His commands to us are expressions of his will, but these are rooted in the divine nature – in his essential moral properties like justice, kindness, compassion, truthfulness, and so forth.

And on and on I read. And re-read. So, as far as I can see, this guy doesn't - doesn't even TRY to - objectively prove morality. The closest that I can see that this guy comes to a serious claim about morality is this:

I think to say that moral values are objective is not to say that they are always clear. Certainly there can be areas of gray. 

Some things are clearly right or clearly wrong but in between there can certainly be difficult moral questions that are hard to discern what is right and wrong. To say that there are objective values and duties is to say that in any moral situation that you find yourself in there is a right thing to do and there is a bad thing or a wrong thing to do. But it is not to say that that is always easy to discern

So we must not confuse epistemology (which is how you know moral values and duties) with ontology (which is the reality of the moral values and duties). I am not making a claim that because these things objectively exist that they are always easy to discern.


Duh.

That is, he acknowledges it's not always "clearly right..." But then, that seems to be just what I'm saying. That there may indeed be objective moral realities, but do we have any objective way to objectively PROVE our opinions about objective moral realities? I don't think so and this guy doesn't answer that question. Instead, he just says, "it's not always easy to discern..." Yeah? So? CAN YOU or can you not objectively prove your moral opinions about specific actions/ideas?
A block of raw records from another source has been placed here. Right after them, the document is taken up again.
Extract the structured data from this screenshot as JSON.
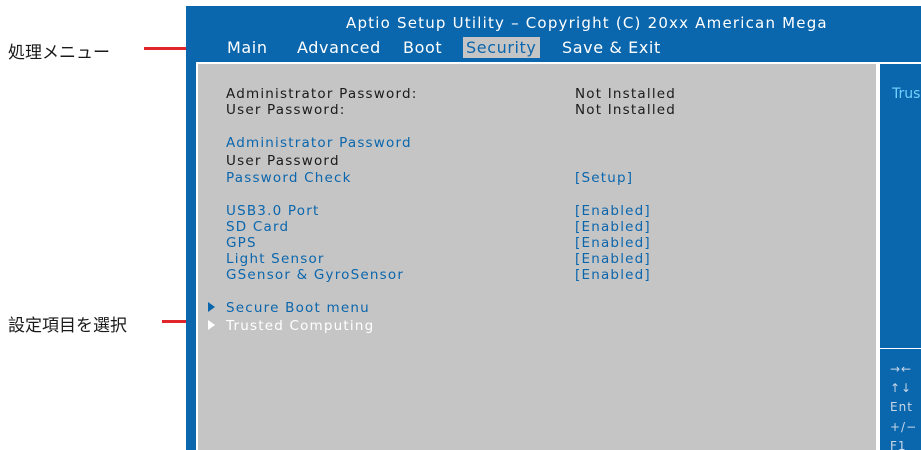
{
  "annotations": {
    "menu_label": "処理メニュー",
    "select_label": "設定項目を選択",
    "line_color": "#e0252b"
  },
  "header": {
    "title": "Aptio Setup Utility – Copyright (C) 20xx American Mega"
  },
  "menu": {
    "main": "Main",
    "advanced": "Advanced",
    "boot": "Boot",
    "security": "Security",
    "save_exit": "Save & Exit",
    "active": "Security"
  },
  "info": {
    "admin_label": "Administrator Password:",
    "admin_value": "Not Installed",
    "user_label": "User Password:",
    "user_value": "Not Installed"
  },
  "settings": {
    "admin_password": "Administrator Password",
    "user_password": "User Password",
    "password_check": "Password Check",
    "password_check_value": "[Setup]",
    "usb_port": "USB3.0 Port",
    "usb_port_value": "[Enabled]",
    "sd_card": "SD Card",
    "sd_card_value": "[Enabled]",
    "gps": "GPS",
    "gps_value": "[Enabled]",
    "light_sensor": "Light Sensor",
    "light_sensor_value": "[Enabled]",
    "gsensor": "GSensor & GyroSensor",
    "gsensor_value": "[Enabled]",
    "secure_boot_menu": "Secure Boot menu",
    "trusted_computing": "Trusted Computing"
  },
  "help_panel": {
    "title": "Trus",
    "keys": [
      "→←",
      "↑↓",
      "Ent",
      "+/−",
      "F1"
    ]
  },
  "colors": {
    "bios_blue": "#0a66ad",
    "panel_gray": "#c5c5c5",
    "highlight_white": "#ffffff"
  }
}
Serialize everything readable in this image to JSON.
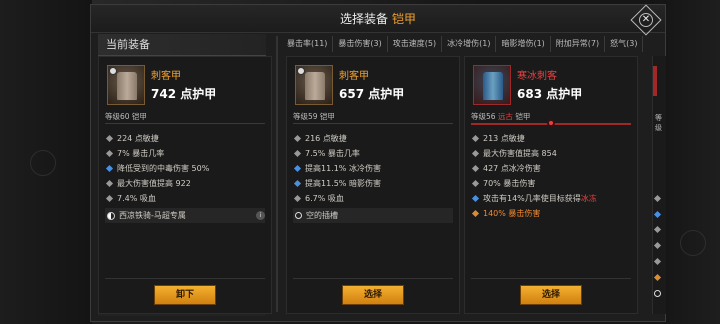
{
  "header": {
    "title_prefix": "选择装备",
    "title_highlight": "铠甲"
  },
  "left_panel": {
    "title": "当前装备"
  },
  "filters": [
    "暴击率(11)",
    "暴击伤害(3)",
    "攻击速度(5)",
    "冰冷增伤(1)",
    "暗影增伤(1)",
    "附加异常(7)",
    "怒气(3)"
  ],
  "cards": [
    {
      "name": "刺客甲",
      "armor": "742 点护甲",
      "level": "等级60 铠甲",
      "button": "卸下",
      "stats": [
        {
          "text": "224 点敏捷",
          "kind": "gray"
        },
        {
          "text": "7% 暴击几率",
          "kind": "gray"
        },
        {
          "text": "降低受到的中毒伤害 50%",
          "kind": "blue"
        },
        {
          "text": "最大伤害值提高 922",
          "kind": "gray"
        },
        {
          "text": "7.4% 吸血",
          "kind": "gray"
        }
      ],
      "set": "西凉铁骑-马超专属"
    },
    {
      "name": "刺客甲",
      "armor": "657 点护甲",
      "level": "等级59 铠甲",
      "button": "选择",
      "stats": [
        {
          "text": "216 点敏捷",
          "kind": "gray"
        },
        {
          "text": "7.5% 暴击几率",
          "kind": "gray"
        },
        {
          "text": "提高11.1% 冰冷伤害",
          "kind": "blue"
        },
        {
          "text": "提高11.5% 暗影伤害",
          "kind": "blue"
        },
        {
          "text": "6.7% 吸血",
          "kind": "gray"
        }
      ],
      "socket": "空的插槽"
    },
    {
      "name": "寒冰刺客",
      "armor": "683 点护甲",
      "level_prefix": "等级56",
      "level_tag": "远古",
      "level_suffix": "铠甲",
      "button": "选择",
      "stats": [
        {
          "text": "213 点敏捷",
          "kind": "gray"
        },
        {
          "text": "最大伤害值提高 854",
          "kind": "gray"
        },
        {
          "text": "427 点冰冷伤害",
          "kind": "gray"
        },
        {
          "text": "70% 暴击伤害",
          "kind": "gray"
        }
      ],
      "special_prefix": "攻击有14%几率使目标获得",
      "special_tag": "冰冻",
      "orange_stat": "140% 暴击伤害"
    }
  ],
  "peek": {
    "level": "等级"
  },
  "colors": {
    "accent": "#f0a030",
    "legendary_red": "#e84040",
    "magic_blue": "#4a90e0",
    "button": "#e8a020"
  }
}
He simply does not say. That's as far as he goes with it. Right? I don't see ANY answers to that question, do you? If so, please provide them.

He goes on to say:

Exactly. If there were no God, I think there would be no objective moral values.

"I THINK... if there were no God, I THINK there would be no objective moral values..."

Where is the authoritative, objective proof of anything in that? Is he not admitting it's a subjective opinion, not a proven fact? 


It looks like to me that this guy, like all the others before him, is simply offering his reasoned opinions which are not objectively supported.

How am I mistaken?

We'll see if Craig tries to answer.

Friday, July 18, 2025

As Always, Says Who?

angry sinners in the hands of a loving God 

I can't help myself sometimes. I just have to ask questions that always - always - go unanswered and even unacknowledged. Stan, at his blog, was pontificating about how we know morality (in Stan's opinion, which he claims is God's opinion):

So "good" is not determined by your standard versus my standard. It is determined by God.

Another way of asking the reasonable questions that won't get an answer is this:

Rational failure 1: 

YOU, mortal and fallible human that you are, have a THEORY... a guess, that "morality is determined by God."

You haven't proven that theory, you and folks like you just promote it as if it's a given and as if you don't have to even TRY to support it. 

AND given that you are a mortal, fallible human, why is your collective theory impervious to being mistaken?

Rational failure 2. Let's ASSUME that your human theory/guess is factually correct (again, something you absolutely haven't proven... it's literally a human theory you and other humans like you promote from your own reasoning...): 

How do fallible humans rightly determine what God has determined about morality?

Presumably, he would answer (with no support), The Bible! as if that were some sort of infallible proof (that is, his human theory that the Bible has God's answers to moral questions, objectively proven). But okay, IF the Bible is the "source" for understanding God's perfect rulings system (the one that humans like Stan theorize about), how do we fallible humans understand the "moral rulings" given by God as found in the pages of the Bible (as you theorize)?

By reading it? But I read it and you read it and we come to differing, sometimes totally opposite conclusions.

At that point, how do we determine who is understanding it correctly?

The human people who agree with you?

That's hardly objective proof, right?

Don't you see the huge hole in your human theory that you're just openly ignoring?

More questions that will remain entirely unaddressed.